Rigoberto Lanz
“La democracia realmente existente se ha convertido en
una gran simulación”
Juan Carlos Monedero: El gobierno de las palabras, p.56
Cada “23 de enero” las élites políticas se disponen a conmemorar un trozo de la memoria histórica confeccionada a la medida. La partidocracia, ahora en desgracia, utilizó por muchas décadas esta estratagema para vestirse de domingo y cantar el himno nacional. La caída de la dictadura perezjimenista se convirtió rápidamente en emblema de la “democracia” que se inauguraba y legitimó por décadas todas las barbaridades del “Pacto de Punto Fijo”.
El continente latinoamericano está lleno de experiencias donde las cúpulas militares se hacen del gobierno con las más variadas excusas. Hemos conocido--de polo a polo--las fanfarronerías de gobiernos militares nacional-populistas (como Velasco Alvarado en Perú, por ejemplo) hasta dictaduras de extrema derecha con una visión ideológica bien orgánica (como Pinochet en Chile)

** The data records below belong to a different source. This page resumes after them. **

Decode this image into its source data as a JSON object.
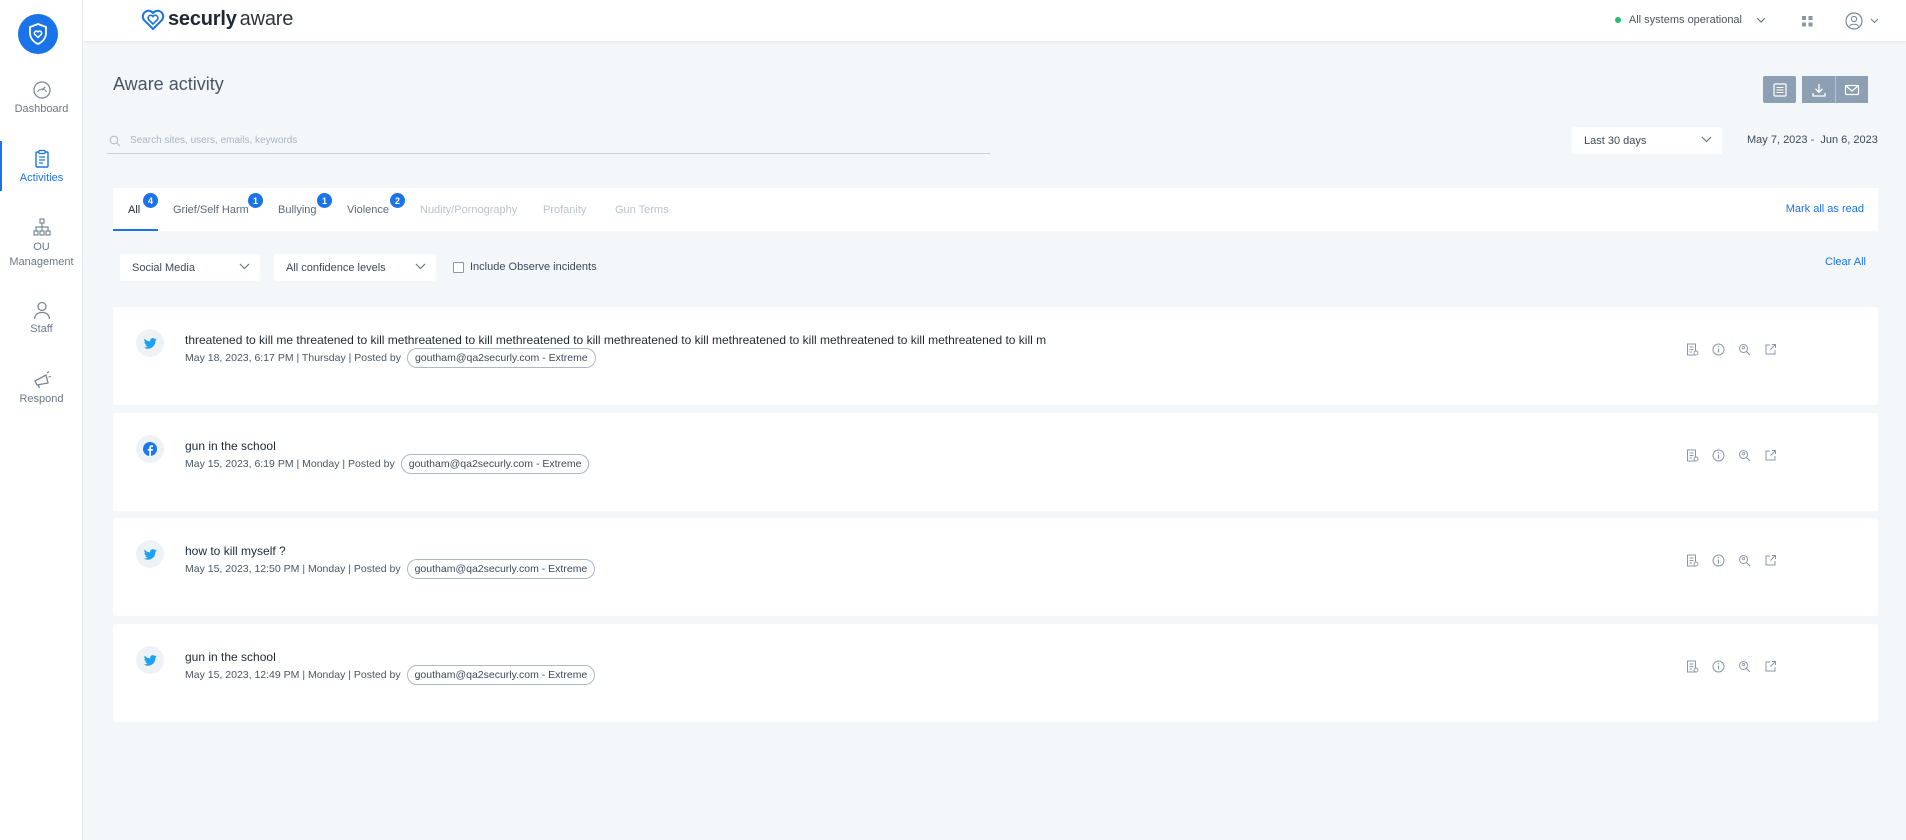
{
  "colors": {
    "accent": "#1a73e8",
    "status_ok": "#20c070",
    "action_button": "#8c9fb3",
    "twitter": "#1da1f2",
    "facebook": "#1877f2"
  },
  "sidebar": {
    "logo_icon": "shield-heart-icon",
    "items": [
      {
        "label": "Dashboard",
        "icon": "gauge-icon"
      },
      {
        "label": "Activities",
        "icon": "clipboard-icon",
        "active": true
      },
      {
        "label": "OU\nManagement",
        "icon": "org-chart-icon"
      },
      {
        "label": "Staff",
        "icon": "person-icon"
      },
      {
        "label": "Respond",
        "icon": "megaphone-icon"
      }
    ]
  },
  "header": {
    "brand_part1": "securly",
    "brand_part2": "aware",
    "status_text": "All systems operational",
    "apps_icon": "grid-icon",
    "user_icon": "user-circle-icon"
  },
  "page": {
    "title": "Aware activity",
    "actions": {
      "report": "report-icon",
      "download": "download-icon",
      "email": "mail-icon"
    }
  },
  "search": {
    "placeholder": "Search sites, users, emails, keywords"
  },
  "date_filter": {
    "selected": "Last 30 days",
    "range": "May 7, 2023 -  Jun 6, 2023"
  },
  "tabs": [
    {
      "label": "All",
      "badge": "4",
      "active": true
    },
    {
      "label": "Grief/Self Harm",
      "badge": "1"
    },
    {
      "label": "Bullying",
      "badge": "1"
    },
    {
      "label": "Violence",
      "badge": "2"
    },
    {
      "label": "Nudity/Pornography",
      "disabled": true
    },
    {
      "label": "Profanity",
      "disabled": true
    },
    {
      "label": "Gun Terms",
      "disabled": true
    }
  ],
  "mark_all_read": "Mark all as read",
  "filters": {
    "source": "Social Media",
    "confidence": "All confidence levels",
    "observe_label": "Include Observe incidents",
    "clear_all": "Clear All"
  },
  "incidents": [
    {
      "source_icon": "twitter-icon",
      "text": "threatened to kill me threatened to kill methreatened to kill methreatened to kill methreatened to kill methreatened to kill methreatened to kill methreatened to kill m",
      "meta": "May 18, 2023, 6:17 PM | Thursday | Posted by",
      "user": "goutham@qa2securly.com - Extreme"
    },
    {
      "source_icon": "facebook-icon",
      "text": "gun in the school",
      "meta": "May 15, 2023, 6:19 PM | Monday | Posted by",
      "user": "goutham@qa2securly.com - Extreme"
    },
    {
      "source_icon": "twitter-icon",
      "text": "how to kill myself ?",
      "meta": "May 15, 2023, 12:50 PM | Monday | Posted by",
      "user": "goutham@qa2securly.com - Extreme"
    },
    {
      "source_icon": "twitter-icon",
      "text": "gun in the school",
      "meta": "May 15, 2023, 12:49 PM | Monday | Posted by",
      "user": "goutham@qa2securly.com - Extreme"
    }
  ]
}
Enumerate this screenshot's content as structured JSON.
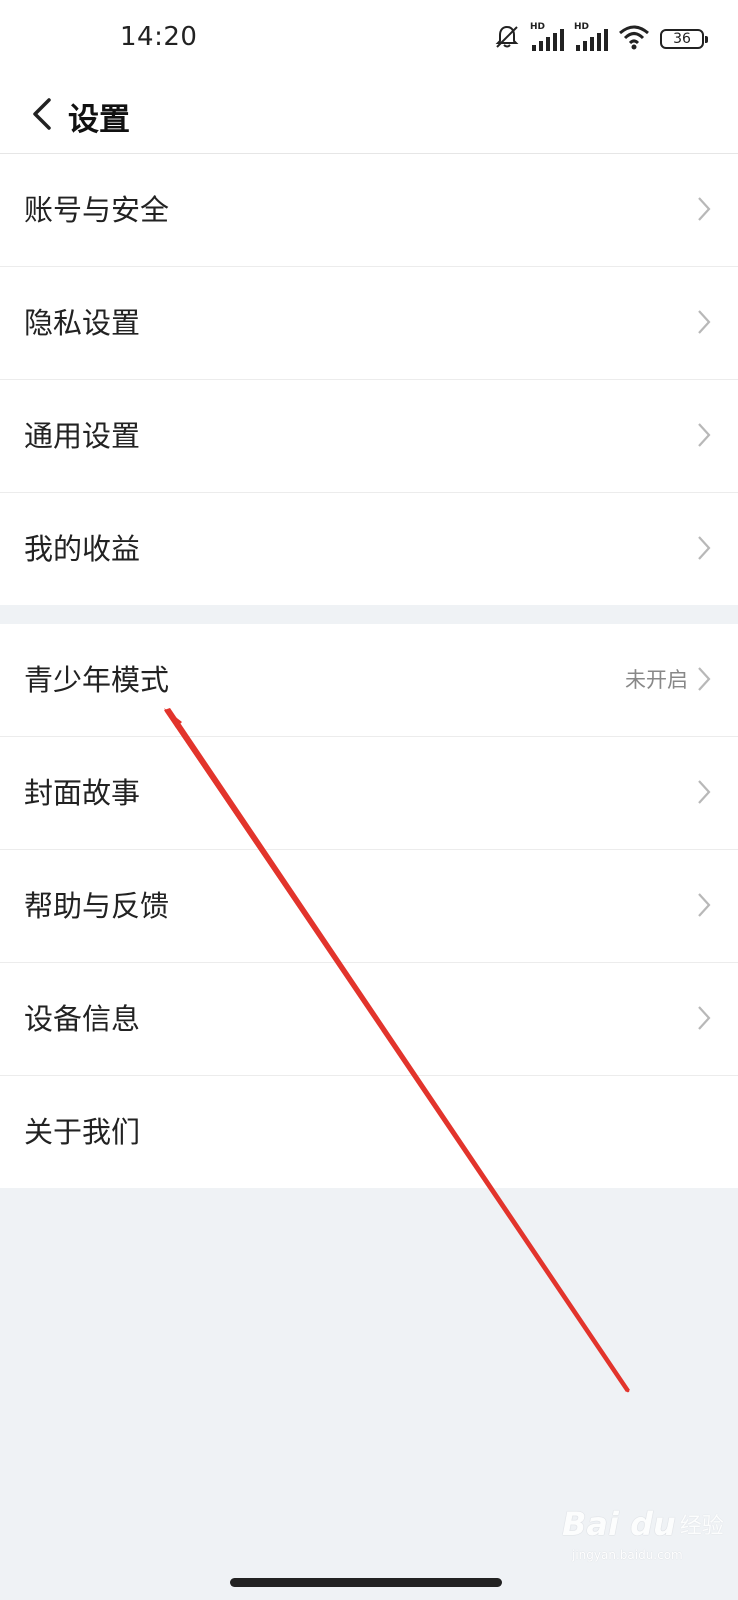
{
  "status_bar": {
    "time": "14:20",
    "sig_label_1": "HD",
    "sig_label_2": "HD",
    "battery": "36",
    "icons": [
      "bell-off-icon",
      "signal-icon",
      "signal-icon",
      "wifi-icon",
      "battery-icon"
    ]
  },
  "header": {
    "title": "设置",
    "back_icon": "chevron-left-icon"
  },
  "group1": [
    {
      "label": "账号与安全"
    },
    {
      "label": "隐私设置"
    },
    {
      "label": "通用设置"
    },
    {
      "label": "我的收益"
    }
  ],
  "group2": [
    {
      "label": "青少年模式",
      "value": "未开启"
    },
    {
      "label": "封面故事"
    },
    {
      "label": "帮助与反馈"
    },
    {
      "label": "设备信息"
    },
    {
      "label": "关于我们"
    }
  ],
  "watermark": {
    "logo": "Bai du",
    "text": "经验",
    "url": "jingyan.baidu.com"
  },
  "colors": {
    "annotation_arrow": "#e2342c",
    "background": "#eff2f5"
  }
}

El caso de la dictadura perezjimenista es una mezcla curiosa de despotismo ilustrado con una vocación faraónica por las grandes obras. Esto último le sirvió para emprender una enorme cantidad de construcciones públicas que los gobiernos de la “democracia representativa” no han podido igualar (Anécdota: durante algún tiempo me propuse indagar con cierta insistencia la manera como era retenida en la gente la imagen del gobierno de Pérez Jiménez. Así, en cada oportunidad que visitaba algún poblado--sobre todo en lo andes--, suscitaba alguna conversación donde aparecía lo hecho por “el general”. En todos los casos, contradiciendo la leyenda adeca en esta materia, las personas retenían una imagen positiva de los años cincuenta: en el campo de la seguridad, de la inflación o de la construcción de obras. No faltaban lo chistes crueles contra los políticos [adecos o copeyanos] La gente siempre relataba lo mismo:”uno podía caminar de noche por cualquier lado, Venezuela no sabía de inflación, había empleo para todo el mundo, mire usted la autopista tal, la represa cual…”)
De lo anterior no se sigue ninguna alabanza a gobiernos despóticos (civiles o militares) Sirve acaso para comprender la persistencia del imaginario perezjimenista, más allá de las estigmatizaciones que durante décadas han funcionado como coartada de una “democracia” chucuta que utiliza todas las formas de violencia y enmascara los intereses reales a los que sirve. Las pompas del “23 de enero” han servido básicamente para eso: exaltación de la gesta de un pueblo inexistente, el auto-bombo de una partidocracia que sólo esperaba su chance para el gran desquite en materia de corrupción, la inopia de una gestión pública esencialmente inútil.
La memoria colectiva está poblada de heroicidades, de gestas libertadoras, de grandes acontecimientos, todos los cuales arrastran la impronta de una narrativa acomodada. Lo que se borra o perdura en los “archivos”—Derrida—de la conciencia colectiva son construcciones de la razón dominante, simulacros de un poder que trata de no mostrarse tal cual es, representaciones de un cuerpo de categorías que tejen el sentido común dominante. La simbología que está por detrás del “23 de enero” no es diferente, los usos políticos que ha hecho la derecha durante este medio siglo están en concordancia con las falacias de la historia contada por los vencedores. Las incoherencias de la izquierda en la interpretación de estos fenómenos arrastran los mismos vicios del historicismo denunciado en otros ámbitos.
En la conmemoración de los doscientos años de la revolución francesa alguien preguntó maliciosamente: “¿Quién fue allí el ganador?” Desde luego, el discurso oficial enmudece, las bellas almas salen despavoridas, los historiadores (profesión sospechosa tout court) se quedan abismados. Esta construcción discursiva, como cualquier otra, no puede sostenerse sin su correspondiente colonización mental, es decir, sin un barrido semiótico que le da sentido y significación.
¡Bravo! por la gente que entregó su vida en esta lucha. ¡Que deplorables los herederos de la “democracia representativa”!